Ohtani exists on another plane, with the crowd to prove it. Imagine that a player is Pedro Martinez every five days and David Ortiz the other four. He would be the club’s biggest draw ever.
You can’t put a price on that, even if it’s 0 million over 15 years, but the Red Sox seem determined to build from within and then hope the law of post-season averages plays into them. favor once every eight years. They are utterly lacking in imagination, focused as they are on the thought so frustrating.
Ohtani might not even consider coming here because he wants to win and the Red Sox don’t really offer that opportunity, looking like the rest of the American League East does. Ohtani is sick of missing the playoffs, so his next stop had better be ready to fight for a World Series.
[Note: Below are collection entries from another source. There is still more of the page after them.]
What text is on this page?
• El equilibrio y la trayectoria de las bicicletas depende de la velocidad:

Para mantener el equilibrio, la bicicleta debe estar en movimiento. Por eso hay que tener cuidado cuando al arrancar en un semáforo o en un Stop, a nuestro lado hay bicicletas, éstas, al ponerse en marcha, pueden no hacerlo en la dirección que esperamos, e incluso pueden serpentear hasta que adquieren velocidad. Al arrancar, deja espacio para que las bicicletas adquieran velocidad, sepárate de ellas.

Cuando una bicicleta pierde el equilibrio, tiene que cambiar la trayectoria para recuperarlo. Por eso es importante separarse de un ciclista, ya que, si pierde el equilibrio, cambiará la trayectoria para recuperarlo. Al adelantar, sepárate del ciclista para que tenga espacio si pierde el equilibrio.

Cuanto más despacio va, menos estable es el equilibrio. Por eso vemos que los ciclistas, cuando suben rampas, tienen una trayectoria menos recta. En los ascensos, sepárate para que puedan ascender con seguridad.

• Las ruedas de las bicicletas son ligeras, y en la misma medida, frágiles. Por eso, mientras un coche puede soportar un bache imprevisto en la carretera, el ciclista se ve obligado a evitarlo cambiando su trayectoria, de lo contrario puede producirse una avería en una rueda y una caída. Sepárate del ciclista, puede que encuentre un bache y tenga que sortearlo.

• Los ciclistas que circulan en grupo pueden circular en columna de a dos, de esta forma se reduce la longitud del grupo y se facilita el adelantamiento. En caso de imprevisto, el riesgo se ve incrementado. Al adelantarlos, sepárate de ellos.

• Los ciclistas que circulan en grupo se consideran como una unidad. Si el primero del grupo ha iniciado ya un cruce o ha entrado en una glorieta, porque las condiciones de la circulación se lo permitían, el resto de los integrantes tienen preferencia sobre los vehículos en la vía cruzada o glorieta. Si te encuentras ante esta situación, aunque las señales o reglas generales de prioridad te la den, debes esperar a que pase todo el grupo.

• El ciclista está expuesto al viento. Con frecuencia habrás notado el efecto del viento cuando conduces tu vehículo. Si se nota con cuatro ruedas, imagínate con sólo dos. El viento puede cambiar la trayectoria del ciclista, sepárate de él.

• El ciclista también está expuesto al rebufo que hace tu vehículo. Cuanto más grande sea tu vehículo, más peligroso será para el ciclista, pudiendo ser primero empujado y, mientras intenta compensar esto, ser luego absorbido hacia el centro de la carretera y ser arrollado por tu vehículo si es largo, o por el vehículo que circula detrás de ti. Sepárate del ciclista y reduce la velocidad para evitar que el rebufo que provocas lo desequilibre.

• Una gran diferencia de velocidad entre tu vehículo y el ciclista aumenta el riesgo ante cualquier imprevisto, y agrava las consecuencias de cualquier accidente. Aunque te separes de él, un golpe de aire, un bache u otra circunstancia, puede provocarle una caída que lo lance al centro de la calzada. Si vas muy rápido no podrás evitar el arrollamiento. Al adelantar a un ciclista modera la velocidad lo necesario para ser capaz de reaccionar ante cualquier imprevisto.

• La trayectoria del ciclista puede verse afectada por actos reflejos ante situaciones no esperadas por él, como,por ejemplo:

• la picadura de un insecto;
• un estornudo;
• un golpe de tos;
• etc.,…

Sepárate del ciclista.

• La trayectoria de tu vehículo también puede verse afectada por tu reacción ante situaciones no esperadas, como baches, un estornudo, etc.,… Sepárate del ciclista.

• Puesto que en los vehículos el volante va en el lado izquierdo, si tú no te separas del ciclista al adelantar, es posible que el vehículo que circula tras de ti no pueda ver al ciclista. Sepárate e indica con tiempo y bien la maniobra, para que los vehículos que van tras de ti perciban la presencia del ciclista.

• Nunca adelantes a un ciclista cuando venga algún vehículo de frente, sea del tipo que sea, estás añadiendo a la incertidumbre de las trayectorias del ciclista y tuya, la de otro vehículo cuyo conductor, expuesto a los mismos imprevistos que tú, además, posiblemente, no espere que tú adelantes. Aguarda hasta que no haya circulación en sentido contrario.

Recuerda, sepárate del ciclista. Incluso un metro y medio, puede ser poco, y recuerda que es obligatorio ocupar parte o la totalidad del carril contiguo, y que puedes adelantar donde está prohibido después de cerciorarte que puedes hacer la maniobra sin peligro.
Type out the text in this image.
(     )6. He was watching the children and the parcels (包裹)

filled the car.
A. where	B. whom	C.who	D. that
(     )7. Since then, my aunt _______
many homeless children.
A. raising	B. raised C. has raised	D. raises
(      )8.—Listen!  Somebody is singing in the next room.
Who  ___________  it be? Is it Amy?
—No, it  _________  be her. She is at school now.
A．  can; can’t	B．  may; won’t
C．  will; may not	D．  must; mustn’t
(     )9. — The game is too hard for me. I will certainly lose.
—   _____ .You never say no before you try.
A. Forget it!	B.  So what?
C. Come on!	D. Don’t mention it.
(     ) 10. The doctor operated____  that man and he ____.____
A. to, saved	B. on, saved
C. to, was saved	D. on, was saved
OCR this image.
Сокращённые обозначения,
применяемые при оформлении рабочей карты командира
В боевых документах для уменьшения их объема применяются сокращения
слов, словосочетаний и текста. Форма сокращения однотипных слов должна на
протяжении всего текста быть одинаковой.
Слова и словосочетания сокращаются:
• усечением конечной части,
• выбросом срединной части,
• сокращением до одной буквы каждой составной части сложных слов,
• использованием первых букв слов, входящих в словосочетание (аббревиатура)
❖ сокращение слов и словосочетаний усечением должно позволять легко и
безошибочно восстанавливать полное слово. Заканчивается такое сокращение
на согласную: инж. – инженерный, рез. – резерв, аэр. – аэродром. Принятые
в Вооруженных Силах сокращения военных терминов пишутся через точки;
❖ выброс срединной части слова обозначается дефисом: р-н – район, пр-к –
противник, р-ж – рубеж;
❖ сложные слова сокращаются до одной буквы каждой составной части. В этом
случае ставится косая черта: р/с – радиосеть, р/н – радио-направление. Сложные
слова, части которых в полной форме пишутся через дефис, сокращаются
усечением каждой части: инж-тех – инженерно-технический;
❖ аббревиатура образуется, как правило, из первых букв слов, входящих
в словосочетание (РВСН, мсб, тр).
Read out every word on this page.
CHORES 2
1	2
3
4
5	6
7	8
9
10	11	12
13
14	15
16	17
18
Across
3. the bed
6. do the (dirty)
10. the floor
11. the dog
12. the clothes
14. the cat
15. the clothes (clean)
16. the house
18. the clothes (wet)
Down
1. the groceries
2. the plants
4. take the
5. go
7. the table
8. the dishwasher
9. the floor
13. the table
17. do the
The real contenders will make their pitch this winter, whether it’s Steven Cohen’s Mets, the bawdy Padres, the ever-looking Dodgers or even the more cautious Yankees.
Henry’s Red Sox? They talk more about spending than actually doing it these days, with their one big splurge – a $0 million plus contract extension for Rafael Devers – sounding more like an acknowledgment of fan unrest than a signal to philosophical change.
It’s a shame, because they are in charge of filling the seats and, as he just proved this weekend, no one turns on that tap like Ohtani.